Antibody testing gives us an idea of who was infected with the virus. This is important in understanding the spread of infections, how deadly infections are, whether preventative measures are working, and what the actual risks of disease in different populations might be. If we see 100 infected people come to a hospital with an infection and 10 die, that is a 10 percent mortality rate. That seems very bad. If we use antibody testing and learn that 100,000 people in the community have had the virus, and only 100 were sick enough to go to the hospital, and those same 10 died, that is an overall mortality rate of 0.01%. These data are incredibly important from a public health perspective. There are also additional benefits in knowing if people have been infected previously or if they have developed protective immunity and therefore cannot be infected again, as we try to get back to work across the globe. In the case of COVID-19, we do not yet know if protective immunity exists and to what extent.

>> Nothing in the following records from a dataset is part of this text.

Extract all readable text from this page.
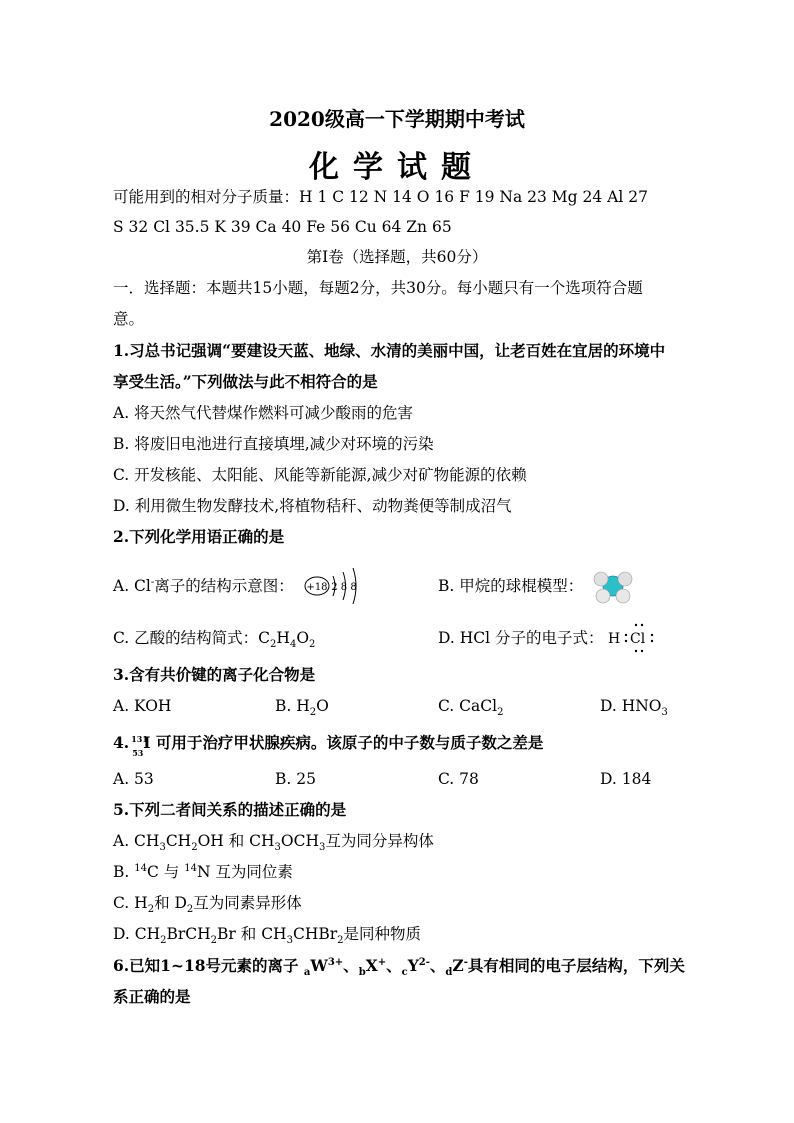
2020级高一下学期期中考试
化学试题
可能用到的相对分子质量：H 1 C 12 N 14 O 16 F 19 Na 23 Mg 24 Al 27
S 32 Cl 35.5 K 39 Ca 40 Fe 56 Cu 64 Zn 65
第I卷（选择题，共60分）
一．选择题：本题共15小题，每题2分，共30分。每小题只有一个选项符合题
意。
1.习总书记强调“要建设天蓝、地绿、水清的美丽中国，让老百姓在宜居的环境中
享受生活。”下列做法与此不相符合的是
A. 将天然气代替煤作燃料可减少酸雨的危害
B. 将废旧电池进行直接填埋,减少对环境的污染
C. 开发核能、太阳能、风能等新能源,减少对矿物能源的依赖
D. 利用微生物发酵技术,将植物秸秆、动物粪便等制成沼气
2.下列化学用语正确的是
A. Cl-离子的结构示意图： +18 2 8 8	B. 甲烷的球棍模型：
C. 乙酸的结构简式：$C_2H_4O_2$	D. HCl 分子的电子式： H Cl
3.含有共价键的离子化合物是
A. KOH	B. $H_2O$	C. CaCl$_2$	D. $HNO_3$
4. 131
53
I 可用于治疗甲状腺疾病。该原子的中子数与质子数之差是
A. 53	B. 25	C. 78	D. 184
5.下列二者间关系的描述正确的是
A. $CH_3CH_2OH$ 和 $CH_3OCH_3$互为同分异构体
B. $^{14}$C 与 $^{14}$N 互为同位素
C. $H_2$和 $D_2$互为同素异形体
D. $CH_2BrCH_2Br$ 和 $CH_3CHBr_2$是同种物质
6.已知1~18号元素的离子 $_aW^{3+}$、$_b$X+、$_cY^{2-}$、$_d$Z-具有相同的电子层结构，下列关
系正确的是
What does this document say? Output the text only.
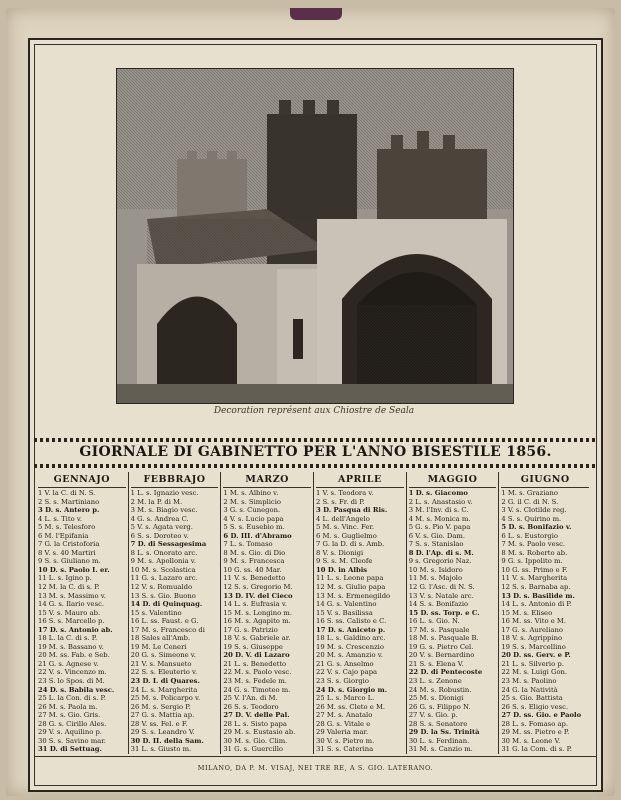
Decoration représent aux Chiostre de Seala
GIORNALE DI GABINETTO PER L'ANNO BISESTILE 1856.
GENNAJO
1 V. la C. di N. S.
2 S. s. Martiniano
3 D. s. Antero p.
4 L. s. Tito v.
5 M. s. Telesforo
6 M. l'Epifania
7 G. la Cristoforia
8 V. s. 40 Martiri
9 S. s. Giuliano m.
10 D. s. Paolo I. er.
11 L. s. Igino p.
12 M. la C. di s. P.
13 M. s. Massimo v.
14 G. s. Ilario vesc.
15 V. s. Mauro ab.
16 S. s. Marcello p.
17 D. s. Antonio ab.
18 L. la C. di s. P.
19 M. s. Bassano v.
20 M. ss. Fab. e Seb.
21 G. s. Agnese v.
22 V. s. Vincenzo m.
23 S. lo Spos. di M.
24 D. s. Babila vesc.
25 L. la Con. di s. P.
26 M. s. Paola m.
27 M. s. Gio. Gris.
28 G. s. Cirillo Ales.
29 V. s. Aquilino p.
30 S. s. Savino mar.
31 D. di Settuag.
FEBBRAJO
1 L. s. Ignazio vesc.
2 M. la P. di M.
3 M. s. Biagio vesc.
4 G. s. Andrea C.
5 V. s. Agata verg.
6 S. s. Doroteo v.
7 D. di Sessagesima
8 L. s. Onorato arc.
9 M. s. Apollonia v.
10 M. s. Scolastica
11 G. s. Lazaro arc.
12 V. s. Romualdo
13 S. s. Gio. Buono
14 D. di Quinquag.
15 s. Valentino
16 L. ss. Faust. e G.
17 M. s. Francesco di
18 Sales all'Amb.
19 M. Le Ceneri
20 G. s. Simeone v.
21 V. s. Mansueto
22 S. s. Eleuterio v.
23 D. I. di Quares.
24 L. s. Margherita
25 M. s. Policarpo v.
26 M. s. Sergio P.
27 G. s. Mattia ap.
28 V. ss. Fel. e F.
29 S. s. Leandro V.
30 D. II. della Sam.
31 L. s. Giusto m.
MARZO
1 M. s. Albino v.
2 M. s. Simplicio
3 G. s. Cunegon.
4 V. s. Lucio papa
5 S. s. Eusebio m.
6 D. III. d'Abramo
7 L. s. Tomaso
8 M. s. Gio. di Dio
9 M. s. Francesca
10 G. ss. 40 Mar.
11 V. s. Benedetto
12 S. s. Gregorio M.
13 D. IV. del Cieco
14 L. s. Eufrasia v.
15 M. s. Longino m.
16 M. s. Agapito m.
17 G. s. Patrizio
18 V. s. Gabriele ar.
19 S. s. Giuseppe
20 D. V. di Lazaro
21 L. s. Benedetto
22 M. s. Paolo vesc.
23 M. s. Fedele m.
24 G. s. Timoteo m.
25 V. l'An. di M.
26 S. s. Teodoro
27 D. V. delle Pal.
28 L. s. Sisto papa
29 M. s. Eustasio ab.
30 M. s. Gio. Clim.
31 G. s. Guercillo
APRILE
1 V. s. Teodora v.
2 S. s. Fr. di P.
3 D. Pasqua di Ris.
4 L. dell'Angelo
5 M. s. Vinc. Fer.
6 M. s. Guglielmo
7 G. la D. di s. Amb.
8 V. s. Dionigi
9 S. s. M. Cleofe
10 D. in Albis
11 L. s. Leone papa
12 M. s. Giulio papa
13 M. s. Ermenegildo
14 G. s. Valentino
15 V. s. Basilissa
16 S. ss. Calisto e C.
17 D. s. Aniceto p.
18 L. s. Galdino arc.
19 M. s. Crescenzio
20 M. s. Amanzio v.
21 G. s. Anselmo
22 V. s. Cajo papa
23 S. s. Giorgio
24 D. s. Giorgio m.
25 L. s. Marco L.
26 M. ss. Cleto e M.
27 M. s. Anatalo
28 G. s. Vitale e
29 Valeria mar.
30 V. s. Pietro m.
31 S. s. Caterina
MAGGIO
1 D. s. Giacomo
2 L. s. Anastasio v.
3 M. l'Inv. di s. C.
4 M. s. Monica m.
5 G. s. Pio V. papa
6 V. s. Gio. Dam.
7 S. s. Stanislao
8 D. l'Ap. di s. M.
9 s. Gregorio Naz.
10 M. s. Isidoro
11 M. s. Majolo
12 G. l'Asc. di N. S.
13 V. s. Natale arc.
14 S. s. Bonifazio
15 D. ss. Torp. e C.
16 L. s. Gio. N.
17 M. s. Pasquale
18 M. s. Pasquale B.
19 G. s. Pietro Cel.
20 V. s. Bernardino
21 S. s. Elena V.
22 D. di Pentecoste
23 L. s. Zenone
24 M. s. Robustin.
25 M. s. Dionigi
26 G. s. Filippo N.
27 V. s. Gio. p.
28 S. s. Senatore
29 D. la Ss. Trinità
30 L. s. Ferdinan.
31 M. s. Canzio m.
GIUGNO
1 M. s. Graziano
2 G. il C. di N. S.
3 V. s. Clotilde reg.
4 S. s. Quirino m.
5 D. s. Bonifazio v.
6 L. s. Eustorgio
7 M. s. Paolo vesc.
8 M. s. Roberto ab.
9 G. s. Ippolito m.
10 G. ss. Primo e F.
11 V. s. Margherita
12 S. s. Barnaba ap.
13 D. s. Basilide m.
14 L. s. Antonio di P.
15 M. s. Eliseo
16 M. ss. Vito e M.
17 G. s. Aureliano
18 V. s. Agrippino
19 S. s. Marcellino
20 D. ss. Gerv. e P.
21 L. s. Silverio p.
22 M. s. Luigi Gon.
23 M. s. Paolino
24 G. la Natività
25 s. Gio. Battista
26 S. s. Eligio vesc.
27 D. ss. Gio. e Paolo
28 L. s. Fomaso ap.
29 M. ss. Pietro e P.
30 M. s. Leone V.
31 G. la Com. di s. P.
MILANO, DA P. M. VISAJ, NEI TRE RE, A S. GIO. LATERANO.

So far, no one really knows what returning to work will look like, as the question of immunity to the virus is not so well defined yet. There are certainly case reports of people who show signs of re-infection. I think this was seen first in South Korea, but now also in Italy and France as well. The number of these patients seems to be rather low so far, suggesting that most recovered patients do not get re-infected. We do not know what is different about patients who seem to show signs of resolution, only to appear with the virus again.
Perhaps this is a case of viral suppression followed by re-emergence, or replication in a different compartment of the body that is not sampled followed by re-emergence into the respiratory tract. It could also be authentic clearance of a first infection followed by a second infection. I think we are just too early in this pandemic to know the answer.
The interaction of the immune system with coronaviruses is incredibly complex, and these viruses have evolved many ways of escaping our immune system, so it is not impossible that an infection with SARS-CoV-2 could result in no protective immunity. Based on the small numbers of these unusual “re-infection” patients, it seems most people do develop some protective immunity. We have also seen plenty of evidence from SARS that animal infections lead to the development of protective immunity. So I am hopeful that will be the case for most, if not all, SARS-CoV-2 patients.
We have active programmes in hepatitis B virus and several respiratory viruses, including coronaviruses. We are defining the way SARS-CoV-2 interacts with host cells, identifying novel targets we can use as future drug targets for the broader problem of emerging coronaviruses.
We also are very active with Roche Partnering, looking for industry partners and collaborators for drugs and antibodies to treat SARS-CoV-2, as well as thinking more broadly about future emerging virus infections. Our vision is to develop broad-spectrum antiviral drugs that can treat many different viruses so that in future pandemics we will have a treatment in hand.
Timothy Tellinghuisen, PhD is the Head of Virology for Roche Pharma Research and Early Development in Basel. A biochemist by training with more than 27 years of academic and industry experience, Timothy drives Roche's early discovery virology efforts in Basel, Switzerland.